Wednesday, June 12, 2013

Stools, fans and glands

There is a fair amount of outrage over the FDAs decision to begin regulating fecal stool transplants.  After all, it is a method that appears to be truly effective  for treating refractory C. difficile infections, which will kill some 14,000 Americans this year. Since the treatment has not been cleared by the FDA, practitioners will have to file an Investigational New Drug application for each study. The time for preparation and approval will be well over a month, meaning that this therapy will effectively become unavailable for acutely ill patients. The frustration that is being felt by patients and doctors is entirely understandable.

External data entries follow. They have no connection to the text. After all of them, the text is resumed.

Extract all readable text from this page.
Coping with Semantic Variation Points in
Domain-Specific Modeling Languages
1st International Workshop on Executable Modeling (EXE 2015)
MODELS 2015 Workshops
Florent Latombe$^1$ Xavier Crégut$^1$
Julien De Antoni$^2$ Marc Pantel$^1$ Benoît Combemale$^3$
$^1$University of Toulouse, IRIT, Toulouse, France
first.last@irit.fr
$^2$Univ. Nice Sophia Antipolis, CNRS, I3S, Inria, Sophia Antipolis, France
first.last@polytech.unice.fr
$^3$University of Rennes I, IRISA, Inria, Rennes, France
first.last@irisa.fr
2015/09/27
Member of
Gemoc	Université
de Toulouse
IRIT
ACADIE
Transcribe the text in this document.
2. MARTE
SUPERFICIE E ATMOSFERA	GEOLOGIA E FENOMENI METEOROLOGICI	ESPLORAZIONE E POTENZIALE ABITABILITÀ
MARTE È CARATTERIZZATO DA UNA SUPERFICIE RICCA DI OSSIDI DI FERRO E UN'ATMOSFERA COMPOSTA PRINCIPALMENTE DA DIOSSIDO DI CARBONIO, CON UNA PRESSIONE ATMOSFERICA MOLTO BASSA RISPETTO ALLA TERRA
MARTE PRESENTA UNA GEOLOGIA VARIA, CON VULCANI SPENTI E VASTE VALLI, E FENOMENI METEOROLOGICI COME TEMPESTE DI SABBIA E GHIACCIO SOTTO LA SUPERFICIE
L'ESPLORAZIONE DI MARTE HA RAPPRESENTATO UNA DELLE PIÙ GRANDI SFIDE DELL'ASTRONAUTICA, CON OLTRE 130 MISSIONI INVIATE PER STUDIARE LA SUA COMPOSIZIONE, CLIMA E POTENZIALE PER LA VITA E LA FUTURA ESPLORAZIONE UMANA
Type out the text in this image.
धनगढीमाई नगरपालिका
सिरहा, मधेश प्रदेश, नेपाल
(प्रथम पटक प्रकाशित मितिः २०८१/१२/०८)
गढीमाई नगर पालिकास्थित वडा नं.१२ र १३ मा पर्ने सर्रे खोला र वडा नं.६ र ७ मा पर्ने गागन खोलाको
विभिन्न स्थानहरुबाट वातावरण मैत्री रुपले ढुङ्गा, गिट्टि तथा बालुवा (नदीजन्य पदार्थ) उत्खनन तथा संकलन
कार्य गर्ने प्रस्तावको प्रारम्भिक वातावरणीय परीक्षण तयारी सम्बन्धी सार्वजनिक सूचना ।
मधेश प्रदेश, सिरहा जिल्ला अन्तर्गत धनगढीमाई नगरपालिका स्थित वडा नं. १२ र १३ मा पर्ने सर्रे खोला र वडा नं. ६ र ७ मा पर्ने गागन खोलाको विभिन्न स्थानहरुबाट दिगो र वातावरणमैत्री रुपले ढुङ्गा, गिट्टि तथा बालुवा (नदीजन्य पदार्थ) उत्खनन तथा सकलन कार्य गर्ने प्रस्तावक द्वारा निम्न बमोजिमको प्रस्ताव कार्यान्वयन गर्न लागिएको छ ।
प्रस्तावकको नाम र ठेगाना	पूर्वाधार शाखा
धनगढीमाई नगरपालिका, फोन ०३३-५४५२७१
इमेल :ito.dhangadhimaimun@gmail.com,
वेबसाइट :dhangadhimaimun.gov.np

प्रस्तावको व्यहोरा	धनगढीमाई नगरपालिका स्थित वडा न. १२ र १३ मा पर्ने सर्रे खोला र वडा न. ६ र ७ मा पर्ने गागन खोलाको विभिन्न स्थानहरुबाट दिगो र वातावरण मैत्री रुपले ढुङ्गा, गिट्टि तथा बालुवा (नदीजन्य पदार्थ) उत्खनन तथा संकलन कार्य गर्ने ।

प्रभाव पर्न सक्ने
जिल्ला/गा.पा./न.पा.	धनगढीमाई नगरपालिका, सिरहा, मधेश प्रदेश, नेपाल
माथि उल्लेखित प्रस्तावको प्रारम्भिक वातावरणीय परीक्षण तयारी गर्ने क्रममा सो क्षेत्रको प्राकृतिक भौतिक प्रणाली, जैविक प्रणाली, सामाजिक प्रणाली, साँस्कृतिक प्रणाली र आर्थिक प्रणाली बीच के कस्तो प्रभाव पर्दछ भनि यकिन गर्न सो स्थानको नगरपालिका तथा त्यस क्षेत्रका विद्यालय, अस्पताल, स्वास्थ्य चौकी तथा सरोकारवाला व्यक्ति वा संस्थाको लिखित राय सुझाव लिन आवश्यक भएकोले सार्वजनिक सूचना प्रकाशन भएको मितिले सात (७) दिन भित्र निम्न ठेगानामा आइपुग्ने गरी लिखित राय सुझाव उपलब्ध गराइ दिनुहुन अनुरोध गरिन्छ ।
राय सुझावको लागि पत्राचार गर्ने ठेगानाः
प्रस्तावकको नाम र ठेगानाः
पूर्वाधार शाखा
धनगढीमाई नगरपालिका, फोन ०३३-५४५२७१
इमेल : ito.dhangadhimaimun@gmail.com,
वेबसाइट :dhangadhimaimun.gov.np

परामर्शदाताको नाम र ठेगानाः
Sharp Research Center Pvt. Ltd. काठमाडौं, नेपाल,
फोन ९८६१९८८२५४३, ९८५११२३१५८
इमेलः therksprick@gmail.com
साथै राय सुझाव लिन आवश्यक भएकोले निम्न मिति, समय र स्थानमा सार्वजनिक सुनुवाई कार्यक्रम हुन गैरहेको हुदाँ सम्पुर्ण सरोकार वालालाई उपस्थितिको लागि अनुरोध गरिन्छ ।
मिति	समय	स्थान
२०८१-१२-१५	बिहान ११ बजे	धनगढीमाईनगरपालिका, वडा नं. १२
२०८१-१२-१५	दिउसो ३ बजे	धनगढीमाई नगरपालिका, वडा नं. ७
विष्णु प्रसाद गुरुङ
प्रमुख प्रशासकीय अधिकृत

But the FDAs position is equally understandable and should result in greater benefit to the patient population in the long run. Fecal transplantation is now practiced by a small cadre of expert physicians and microbiologists who are well-informed and highly motivated to make the procedure work.  But every aspect of the procedure - from making the fecal "cocktail" to testing its safety to administering the dose - is a home brew based on some science, a little bit of experience, and fairly large doses of intuition.

Possibly the optimal conditions for these parameters are so broad and so forgiving that the precise details really don't matter much. That would be great. But we'll never really know until standardized protocols are tested against each other. In the meantime, we are sure to see a lot of jockeying for credit.  After all, there is probably a Nobel Prize at stake here, as there should be for the creators of a treatment that might save many thousands of lives.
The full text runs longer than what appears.